We're not merely solving the wrong problem—we're systematically scaling up our fundamental mistakes at an accelerating pace.

Every week brings a flood of new papers, architectures, and benchmarks. None address these foundational gaps. Most don't even recognize them as problems. Instead, we keep constructing increasingly elaborate versions of the same fundamental error.

The result? Systems that can recite Wikipedia but can't understand why a child is crying.

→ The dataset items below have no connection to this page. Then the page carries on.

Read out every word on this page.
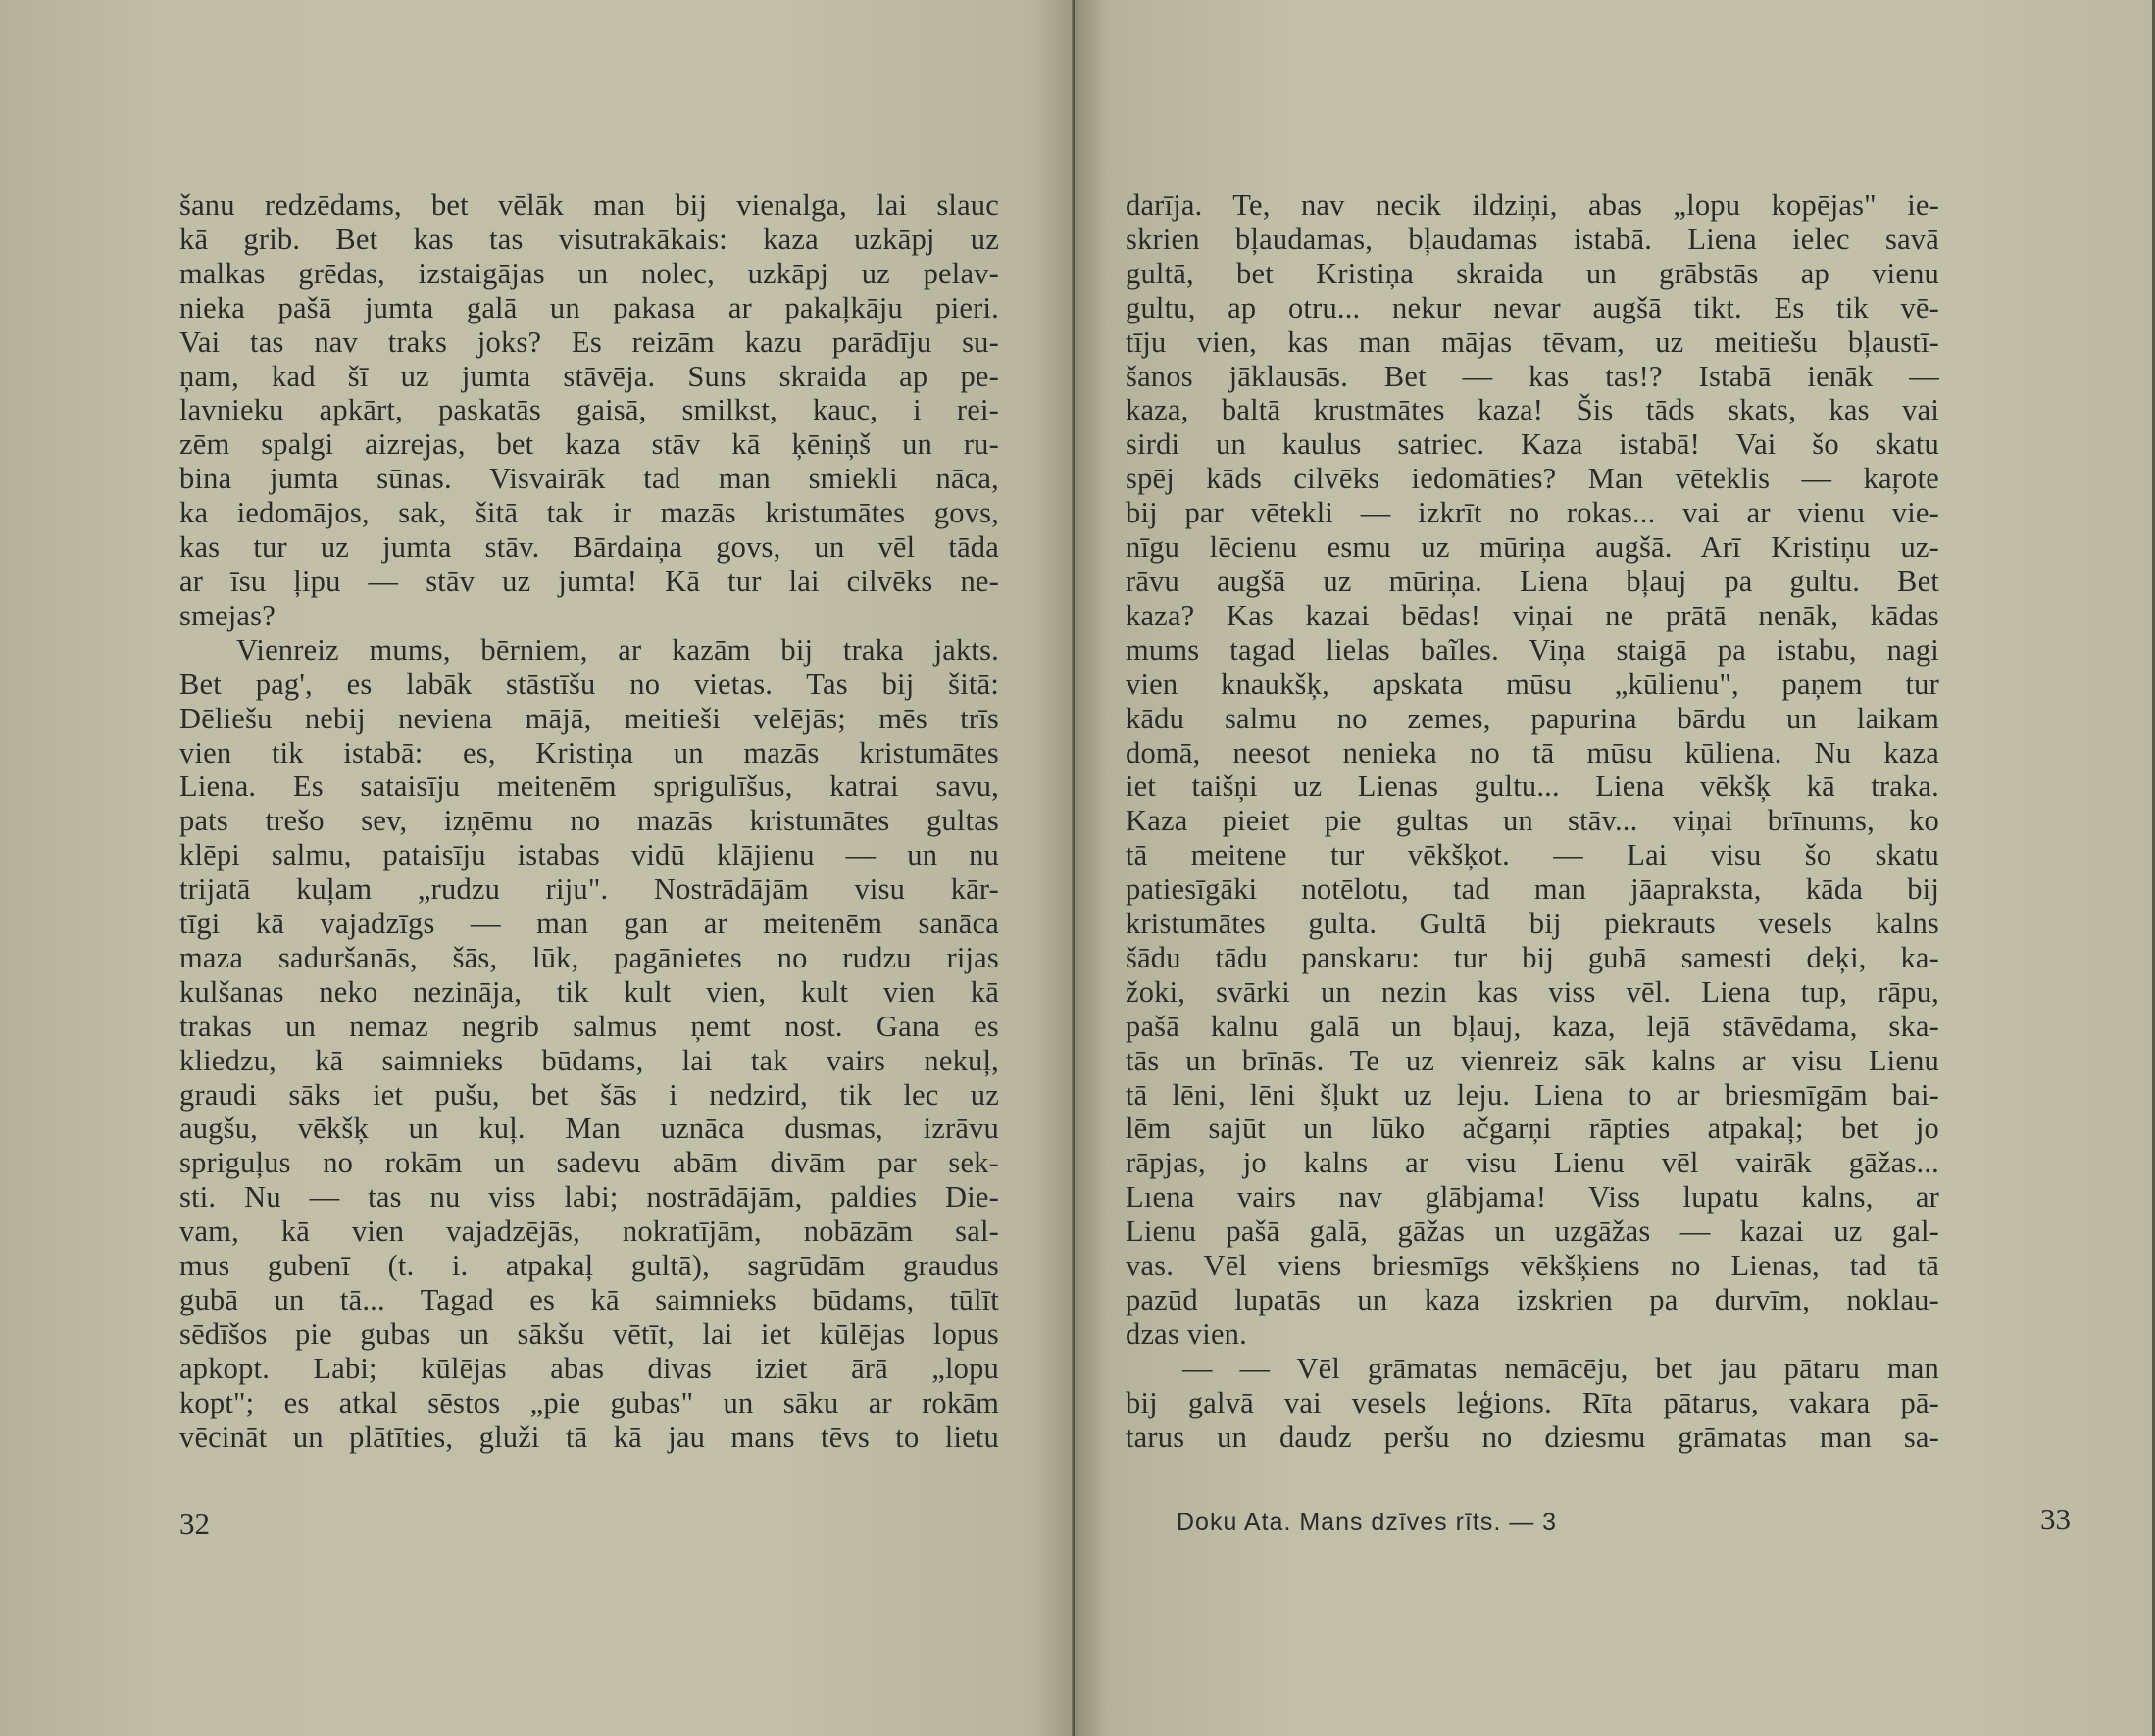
šanu redzēdams, bet vēlāk man bij vienalga, lai slauc
kā grib. Bet kas tas visutrakākais: kaza uzkāpj uz
malkas grēdas, izstaigājas un nolec, uzkāpj uz pelav-
nieka pašā jumta galā un pakasa ar pakaļkāju pieri.
Vai tas nav traks joks? Es reizām kazu parādīju su-
ņam, kad šī uz jumta stāvēja. Suns skraida ap pe-
lavnieku apkārt, paskatās gaisā, smilkst, kauc, i rei-
zēm spalgi aizrejas, bet kaza stāv kā ķēniņš un ru-
bina jumta sūnas. Visvairāk tad man smiekli nāca,
ka iedomājos, sak, šitā tak ir mazās kristumātes govs,
kas tur uz jumta stāv. Bārdaiņa govs, un vēl tāda
ar īsu ļipu — stāv uz jumta! Kā tur lai cilvēks ne-
smejas?
Vienreiz mums, bērniem, ar kazām bij traka jakts.
Bet pag', es labāk stāstīšu no vietas. Tas bij šitā:
Dēliešu nebij neviena mājā, meitieši velējās; mēs trīs
vien tik istabā: es, Kristiņa un mazās kristumātes
Liena. Es sataisīju meitenēm sprigulīšus, katrai savu,
pats trešo sev, izņēmu no mazās kristumātes gultas
klēpi salmu, pataisīju istabas vidū klājienu — un nu
trijatā kuļam „rudzu riju". Nostrādājām visu kār-
tīgi kā vajadzīgs — man gan ar meitenēm sanāca
maza saduršanās, šās, lūk, pagānietes no rudzu rijas
kulšanas neko nezināja, tik kult vien, kult vien kā
trakas un nemaz negrib salmus ņemt nost. Gana es
kliedzu, kā saimnieks būdams, lai tak vairs nekuļ,
graudi sāks iet pušu, bet šās i nedzird, tik lec uz
augšu, vēkšķ un kuļ. Man uznāca dusmas, izrāvu
spriguļus no rokām un sadevu abām divām par sek-
sti. Nu — tas nu viss labi; nostrādājām, paldies Die-
vam, kā vien vajadzējās, nokratījām, nobāzām sal-
mus gubenī (t. i. atpakaļ gultā), sagrūdām graudus
gubā un tā... Tagad es kā saimnieks būdams, tūlīt
sēdīšos pie gubas un sākšu vētīt, lai iet kūlējas lopus
apkopt. Labi; kūlējas abas divas iziet ārā „lopu
kopt"; es atkal sēstos „pie gubas" un sāku ar rokām
vēcināt un plātīties, gluži tā kā jau mans tēvs to lietu
32
darīja. Te, nav necik ildziņi, abas „lopu kopējas" ie-
skrien bļaudamas, bļaudamas istabā. Liena ielec savā
gultā, bet Kristiņa skraida un grābstās ap vienu
gultu, ap otru... nekur nevar augšā tikt. Es tik vē-
tīju vien, kas man mājas tēvam, uz meitiešu bļaustī-
šanos jāklausās. Bet — kas tas!? Istabā ienāk —
kaza, baltā krustmātes kaza! Šis tāds skats, kas vai
sirdi un kaulus satriec. Kaza istabā! Vai šo skatu
spēj kāds cilvēks iedomāties? Man vēteklis — kaŗote
bij par vētekli — izkrīt no rokas... vai ar vienu vie-
nīgu lēcienu esmu uz mūriņa augšā. Arī Kristiņu uz-
rāvu augšā uz mūriņa. Liena bļauj pa gultu. Bet
kaza? Kas kazai bēdas! viņai ne prātā nenāk, kādas
mums tagad lielas baĩles. Viņa staigā pa istabu, nagi
vien knaukšķ, apskata mūsu „kūlienu", paņem tur
kādu salmu no zemes, papurina bārdu un laikam
domā, neesot nenieka no tā mūsu kūliena. Nu kaza
iet taišņi uz Lienas gultu... Liena vēkšķ kā traka.
Kaza pieiet pie gultas un stāv... viņai brīnums, ko
tā meitene tur vēkšķot. — Lai visu šo skatu
patiesīgāki notēlotu, tad man jāapraksta, kāda bij
kristumātes gulta. Gultā bij piekrauts vesels kalns
šādu tādu panskaru: tur bij gubā samesti deķi, ka-
žoki, svārki un nezin kas viss vēl. Liena tup, rāpu,
pašā kalnu galā un bļauj, kaza, lejā stāvēdama, ska-
tās un brīnās. Te uz vienreiz sāk kalns ar visu Lienu
tā lēni, lēni šļukt uz leju. Liena to ar briesmīgām bai-
lēm sajūt un lūko ačgarņi rāpties atpakaļ; bet jo
rāpjas, jo kalns ar visu Lienu vēl vairāk gāžas...
Lıena vairs nav glābjama! Viss lupatu kalns, ar
Lienu pašā galā, gāžas un uzgāžas — kazai uz gal-
vas. Vēl viens briesmīgs vēkšķiens no Lienas, tad tā
pazūd lupatās un kaza izskrien pa durvīm, noklau-
dzas vien.
— — Vēl grāmatas nemācēju, bet jau pātaru man
bij galvā vai vesels leģions. Rīta pātarus, vakara pā-
tarus un daudz peršu no dziesmu grāmatas man sa-
Doku Ata. Mans dzīves rīts. — 3	33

This isn't merely a technical failure—it's a conceptual one. We've confused information processing with understanding, pattern recognition with intelligence.

The Ghost Confession

“We're Building Ghosts, Not Animals”

Just as I was completing this analysis, I encountered an interview that demands our immediate attention. Andrej Karpathy—former director of AI at Tesla, founding member of OpenAI, and one of the field's most respected researchers—sat down with Dwarkesh Patel in October 2025 and made an admission that crystallizes everything I've been arguing:

"We're not actually building animals. We're building ghosts."

Let me repeat that: We're building ghosts.

The full interview is available on YouTube and the transcript is published on Patel's Substack. I recommend diving into both. What makes this confession so powerful is that it comes from someone who helped build these systems—and who still believes they can be useful.

The Pragmatic Confession

What makes Karpathy's position particularly devastating is that it's not outright condemnation but rather pragmatic acceptance of fundamental limitations. He's not claiming current AI is worthless—instead, he's acknowledging we've built something categorically different from intelligence, and we need to stop pretending otherwise.

Here are his exact words:

"We're not doing training by evolution. We're doing training by basically imitation of humans and the data that they've put on the internet. And so you end up with these ethereal spirit entities because they're fully digital, and they're kind of mimicking humans. And it's a different kind of intelligence."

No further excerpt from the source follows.